А кучер хлестал винище,

Огненного змия луна родила,

Чтобы души сделались чище.

Но Радмахер не был при том, как огненные колдуньи со злости на все эти россказни рвали на себе огненно-красные волосы, были только подростки, девочки тоже. Как-то раз была у костра и Лемхен. В последнем классе. Уж она и боялась! От страха и от волнения она то и дело ныряла в кусты. И каждый раз брала с собой пылающую головню. Но он все равно хотел на нее напасть, черный то есть, в черных сапогах, черных штанах, черном плаще, черной шляпе с красным пером и с двумя горбами. Так поведала им Лемхен, когда поспешно выскочила из кустов, бледная и дрожащая. Остальные прямо окаменели. Они потом рассказывали, что по спине у них пробежал мороз. Но Лемхен снова сунула в огонь свою головню. И с глубокой верой сказала, что, если каждый из них возьмет по головне, он тогда ничего им не сделает, он взорвется, потому что насквозь пропитан смолой и серой. После чего Лемхен совершила невероятное: заразила своей твердой верой испуганных и недоверчивых. Подняв, как факел, обуглившуюся головню, она снова вышла из светового круга. Дотухающий факел сверкнул в темноте, заметался, а Лемхен громко запела. Никто не последовал за ней, заблудшей. Потом земля выбросила ослепительно яркую вспышку, кусты словно обметало инеем, в короткие мгновения вспышки все увидели это с ужасающей отчетливостью. И все увидели, как на фоне бледного неба выросла огромная фигура нечистого.
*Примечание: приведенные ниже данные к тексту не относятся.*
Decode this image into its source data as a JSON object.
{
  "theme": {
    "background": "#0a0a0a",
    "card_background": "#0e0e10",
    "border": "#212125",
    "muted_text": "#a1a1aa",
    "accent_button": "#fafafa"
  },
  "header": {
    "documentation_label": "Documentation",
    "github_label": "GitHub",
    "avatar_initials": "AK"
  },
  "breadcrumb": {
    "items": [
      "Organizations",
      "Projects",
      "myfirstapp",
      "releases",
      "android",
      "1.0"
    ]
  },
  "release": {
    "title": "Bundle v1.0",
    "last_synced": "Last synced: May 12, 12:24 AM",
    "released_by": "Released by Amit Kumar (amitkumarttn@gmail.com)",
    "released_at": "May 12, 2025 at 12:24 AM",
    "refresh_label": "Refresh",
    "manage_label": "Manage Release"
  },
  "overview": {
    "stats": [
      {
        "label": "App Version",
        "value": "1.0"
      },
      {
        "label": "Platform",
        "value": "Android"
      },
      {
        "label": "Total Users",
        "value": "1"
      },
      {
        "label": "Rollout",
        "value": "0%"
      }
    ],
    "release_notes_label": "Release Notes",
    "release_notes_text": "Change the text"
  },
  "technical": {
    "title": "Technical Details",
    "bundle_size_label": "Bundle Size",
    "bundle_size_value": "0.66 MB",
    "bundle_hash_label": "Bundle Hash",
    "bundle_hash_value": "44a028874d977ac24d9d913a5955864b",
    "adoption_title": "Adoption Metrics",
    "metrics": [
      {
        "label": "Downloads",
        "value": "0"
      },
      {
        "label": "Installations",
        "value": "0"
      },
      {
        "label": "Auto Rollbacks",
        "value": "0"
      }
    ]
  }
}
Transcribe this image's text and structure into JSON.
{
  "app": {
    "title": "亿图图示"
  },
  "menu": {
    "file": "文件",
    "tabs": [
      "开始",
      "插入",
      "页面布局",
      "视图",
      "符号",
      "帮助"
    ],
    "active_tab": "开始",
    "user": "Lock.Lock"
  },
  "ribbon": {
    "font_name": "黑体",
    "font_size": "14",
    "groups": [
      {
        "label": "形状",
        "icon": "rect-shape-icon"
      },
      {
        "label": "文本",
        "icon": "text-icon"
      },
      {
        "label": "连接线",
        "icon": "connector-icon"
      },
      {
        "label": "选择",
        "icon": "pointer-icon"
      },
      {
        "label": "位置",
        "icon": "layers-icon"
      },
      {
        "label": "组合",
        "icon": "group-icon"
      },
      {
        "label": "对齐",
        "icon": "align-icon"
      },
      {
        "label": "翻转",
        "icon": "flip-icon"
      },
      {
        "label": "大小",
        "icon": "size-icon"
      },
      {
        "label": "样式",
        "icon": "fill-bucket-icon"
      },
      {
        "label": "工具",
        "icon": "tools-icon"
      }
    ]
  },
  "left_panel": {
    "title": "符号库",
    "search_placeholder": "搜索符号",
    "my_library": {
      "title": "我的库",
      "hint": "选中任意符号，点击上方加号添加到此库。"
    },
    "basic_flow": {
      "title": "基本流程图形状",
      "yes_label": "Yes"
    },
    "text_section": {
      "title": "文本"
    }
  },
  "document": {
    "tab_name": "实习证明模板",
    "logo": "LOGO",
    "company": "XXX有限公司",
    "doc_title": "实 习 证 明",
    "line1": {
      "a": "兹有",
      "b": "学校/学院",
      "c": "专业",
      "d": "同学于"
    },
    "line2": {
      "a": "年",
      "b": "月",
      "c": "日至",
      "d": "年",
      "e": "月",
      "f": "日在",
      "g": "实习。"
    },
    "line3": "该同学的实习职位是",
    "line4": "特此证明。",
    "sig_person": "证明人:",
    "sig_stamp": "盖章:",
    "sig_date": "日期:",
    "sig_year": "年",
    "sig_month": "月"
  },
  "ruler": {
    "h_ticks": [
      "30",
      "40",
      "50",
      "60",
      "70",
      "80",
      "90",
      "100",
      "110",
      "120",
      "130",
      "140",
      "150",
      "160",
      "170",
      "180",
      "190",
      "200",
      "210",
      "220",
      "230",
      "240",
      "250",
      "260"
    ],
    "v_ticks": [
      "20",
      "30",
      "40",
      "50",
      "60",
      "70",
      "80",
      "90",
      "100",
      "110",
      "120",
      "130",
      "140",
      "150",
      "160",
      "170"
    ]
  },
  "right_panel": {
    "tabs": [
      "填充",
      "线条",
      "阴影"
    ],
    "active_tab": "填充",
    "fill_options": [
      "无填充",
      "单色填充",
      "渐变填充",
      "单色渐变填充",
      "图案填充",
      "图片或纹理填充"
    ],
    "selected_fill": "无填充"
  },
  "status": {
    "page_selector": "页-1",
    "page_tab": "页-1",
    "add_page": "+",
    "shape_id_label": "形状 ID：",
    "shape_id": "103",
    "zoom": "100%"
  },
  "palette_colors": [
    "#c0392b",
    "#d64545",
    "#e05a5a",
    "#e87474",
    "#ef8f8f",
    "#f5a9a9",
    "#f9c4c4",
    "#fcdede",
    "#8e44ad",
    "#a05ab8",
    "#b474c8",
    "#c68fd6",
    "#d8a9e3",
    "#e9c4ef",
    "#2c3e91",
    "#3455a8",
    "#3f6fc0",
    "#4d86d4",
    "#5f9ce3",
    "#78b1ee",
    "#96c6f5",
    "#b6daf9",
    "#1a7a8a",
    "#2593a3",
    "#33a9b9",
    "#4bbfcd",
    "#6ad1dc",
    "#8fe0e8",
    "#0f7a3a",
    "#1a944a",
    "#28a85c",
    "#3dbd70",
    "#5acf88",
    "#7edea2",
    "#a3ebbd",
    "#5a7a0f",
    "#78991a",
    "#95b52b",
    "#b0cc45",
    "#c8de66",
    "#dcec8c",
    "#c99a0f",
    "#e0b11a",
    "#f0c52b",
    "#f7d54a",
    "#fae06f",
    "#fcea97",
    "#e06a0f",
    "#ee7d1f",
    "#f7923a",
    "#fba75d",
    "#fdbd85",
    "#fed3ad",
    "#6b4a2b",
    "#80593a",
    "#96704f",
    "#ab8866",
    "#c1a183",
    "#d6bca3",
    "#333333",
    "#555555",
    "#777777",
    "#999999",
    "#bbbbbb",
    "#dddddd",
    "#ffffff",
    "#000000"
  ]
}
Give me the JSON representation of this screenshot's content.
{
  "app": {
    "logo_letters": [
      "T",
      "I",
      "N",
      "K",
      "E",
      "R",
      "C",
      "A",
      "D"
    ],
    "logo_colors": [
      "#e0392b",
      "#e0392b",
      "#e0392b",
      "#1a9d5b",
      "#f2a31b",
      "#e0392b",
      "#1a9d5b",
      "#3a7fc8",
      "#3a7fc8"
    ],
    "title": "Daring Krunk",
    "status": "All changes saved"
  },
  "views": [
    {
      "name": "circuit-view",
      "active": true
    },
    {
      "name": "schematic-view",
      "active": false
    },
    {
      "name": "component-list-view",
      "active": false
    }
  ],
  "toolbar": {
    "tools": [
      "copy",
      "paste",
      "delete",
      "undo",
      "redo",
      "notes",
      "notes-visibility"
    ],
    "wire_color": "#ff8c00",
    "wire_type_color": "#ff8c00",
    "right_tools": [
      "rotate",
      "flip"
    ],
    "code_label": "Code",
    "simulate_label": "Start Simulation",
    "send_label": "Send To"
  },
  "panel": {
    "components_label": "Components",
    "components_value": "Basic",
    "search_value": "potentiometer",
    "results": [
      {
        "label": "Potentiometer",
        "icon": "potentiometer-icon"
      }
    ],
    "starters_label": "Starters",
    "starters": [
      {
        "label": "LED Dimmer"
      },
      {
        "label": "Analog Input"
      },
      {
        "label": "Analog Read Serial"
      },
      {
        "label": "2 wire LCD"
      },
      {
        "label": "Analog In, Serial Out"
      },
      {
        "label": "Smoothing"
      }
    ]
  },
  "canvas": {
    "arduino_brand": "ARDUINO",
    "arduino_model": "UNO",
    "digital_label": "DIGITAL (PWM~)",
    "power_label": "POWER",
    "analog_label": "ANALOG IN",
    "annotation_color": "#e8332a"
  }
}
Но об этом они сказали лишь после того, как обратились в беспорядочное бегство. И Лемхен тоже это сказала. Во время бегства она держалась так близко к Феликсу, что он чувствовал, как она задевает его своим бедром. Тогда, помнится, Феликс был ужасно раздосадован, что Радмахер из этой страшной истории ухитрился смастерить вирши, в которых о нечистом не говорилось ни слова, хотя все они видели его огромную фигуру. Да и нельзя было требовать, чтобы мальчишка его лет узнал себя в зеркале стиха в обличье зеленой щепки или там сырых дров… Он до сих пор стоит на нижнем конце городка, старый и запущенный, волшебный четырехугольный замок его детства, сказочный и таинственный дом, с которого начинается мир: четырехчастный, слепленный из отдельных построек доходный дом, в заднем крыле которого так ярко и незаметно прошли первые четырнадцать лет жизни Феликса К.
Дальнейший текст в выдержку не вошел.